Tudor knew all that. Still, he didn’t have to like it.

They had gone over and over the whys and the wherefores of his being at the Aurora in the first place.

How long had he worked for his current employer?

What business had his boss earned his wealth in?

Why had they chosen to buy an apartment there?

Had Tudor known any of the residents previous to his charge moving in?

Then they had turned to the connection with the Begoviches.

Why would such an outfit be interested in Tudor?

What would provoke them into following him all the way to Manchester to attack him?

Could it be they had some business dealings with Tudor’s boss?

He had told her, and the tape recorder, and the junior detective, that he was pretty keen to know the answers to these questions himself.

At last they came to a halt.
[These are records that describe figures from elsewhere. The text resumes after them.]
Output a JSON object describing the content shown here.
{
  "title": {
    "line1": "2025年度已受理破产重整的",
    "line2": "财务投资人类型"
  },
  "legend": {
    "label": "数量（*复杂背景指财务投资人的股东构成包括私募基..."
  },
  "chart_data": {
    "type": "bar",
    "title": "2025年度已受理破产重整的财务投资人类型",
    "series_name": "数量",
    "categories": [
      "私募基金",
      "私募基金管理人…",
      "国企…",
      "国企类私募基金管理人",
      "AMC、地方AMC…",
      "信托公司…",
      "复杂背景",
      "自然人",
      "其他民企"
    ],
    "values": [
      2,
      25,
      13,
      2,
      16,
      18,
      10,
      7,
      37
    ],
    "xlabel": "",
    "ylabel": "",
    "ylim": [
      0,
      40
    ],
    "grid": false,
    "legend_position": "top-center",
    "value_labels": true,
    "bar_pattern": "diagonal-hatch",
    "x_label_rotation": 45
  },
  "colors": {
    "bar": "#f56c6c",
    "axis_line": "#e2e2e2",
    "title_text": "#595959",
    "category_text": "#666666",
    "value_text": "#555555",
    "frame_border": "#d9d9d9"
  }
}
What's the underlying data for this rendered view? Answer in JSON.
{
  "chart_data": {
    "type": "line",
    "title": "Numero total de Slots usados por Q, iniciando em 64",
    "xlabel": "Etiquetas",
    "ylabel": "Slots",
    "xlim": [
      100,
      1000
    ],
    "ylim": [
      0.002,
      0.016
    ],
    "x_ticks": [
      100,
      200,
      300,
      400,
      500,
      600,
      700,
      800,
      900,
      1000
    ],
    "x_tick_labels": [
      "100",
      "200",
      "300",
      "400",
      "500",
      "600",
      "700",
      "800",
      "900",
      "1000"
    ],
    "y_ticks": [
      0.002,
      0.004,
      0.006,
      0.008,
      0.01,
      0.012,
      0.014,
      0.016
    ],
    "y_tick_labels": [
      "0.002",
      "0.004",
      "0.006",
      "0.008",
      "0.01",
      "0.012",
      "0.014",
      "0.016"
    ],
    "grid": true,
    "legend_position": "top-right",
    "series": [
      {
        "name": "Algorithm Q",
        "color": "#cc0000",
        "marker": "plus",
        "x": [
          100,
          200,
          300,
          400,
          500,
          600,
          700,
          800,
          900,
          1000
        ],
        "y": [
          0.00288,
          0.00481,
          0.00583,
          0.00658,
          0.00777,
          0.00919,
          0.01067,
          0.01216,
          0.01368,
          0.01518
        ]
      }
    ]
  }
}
There was nothing he was hiding from them.

There was nothing useful he could tell them.

DI Chowdhury had done her job and been seen to do it.

She ended their interview by warning him off confronting the Begoviches.

If anything happened to indicate they truly were targeting him, he was to report it at once.

‘No amateur heroics,’ she told him.

‘You know me, Detective Inspector,’ he replied. ‘I don’t think you’d ever call me an amateur, and I am definitely no hero.’

‘I’m delighted to hear it,’ she said dismissively, noting the time and switching off the recorder.

It was gone ten when Tudor returned to the Aurora.

He waved a greeting to Deri on his way up, making a mental note to talk to him later.

He was sure the concierge knew more than anyone about the residents, and he could just have some of those elusive answers, but now was not the time.

Letting himself in to the apartment, he found Charlie shouting into his mobile.

‘No way! Mum… oh come on… that’s bollocks… OK, I’m sorry, but you’re over reacting. Honestly, I’m fine here. Tudor’s got the flat fixed with serious locks. Plus he barely lets me out of his sight,’ he added, rolling his eyes and running his hand through his hair. ‘Mum… seriously, chill…’

Tudor went through to the kitchen, flicked the switch on the kettle, leaned back against the island, and waited, arms folded. A minute later Charlie stormed into the room.

‘Fucksake! You have to get my mother off my case!’

‘Have I?’

‘She wants me to go home! Can you believe it? She thinks this place is jinxed or full of mad people or something. She does’t want me here another night.’

‘It’s understandable she’s worried.’

‘So let her be worried. Doesn’t mean I have to give up my home, does it?

I mean, what are all my friends going to think if I go running home to mummy?

Fucksake,’ he said again, less explosively this time, weary of it all, landing heavily on one of the kitchen bar stools, his face a study of pique and powerless disappointment.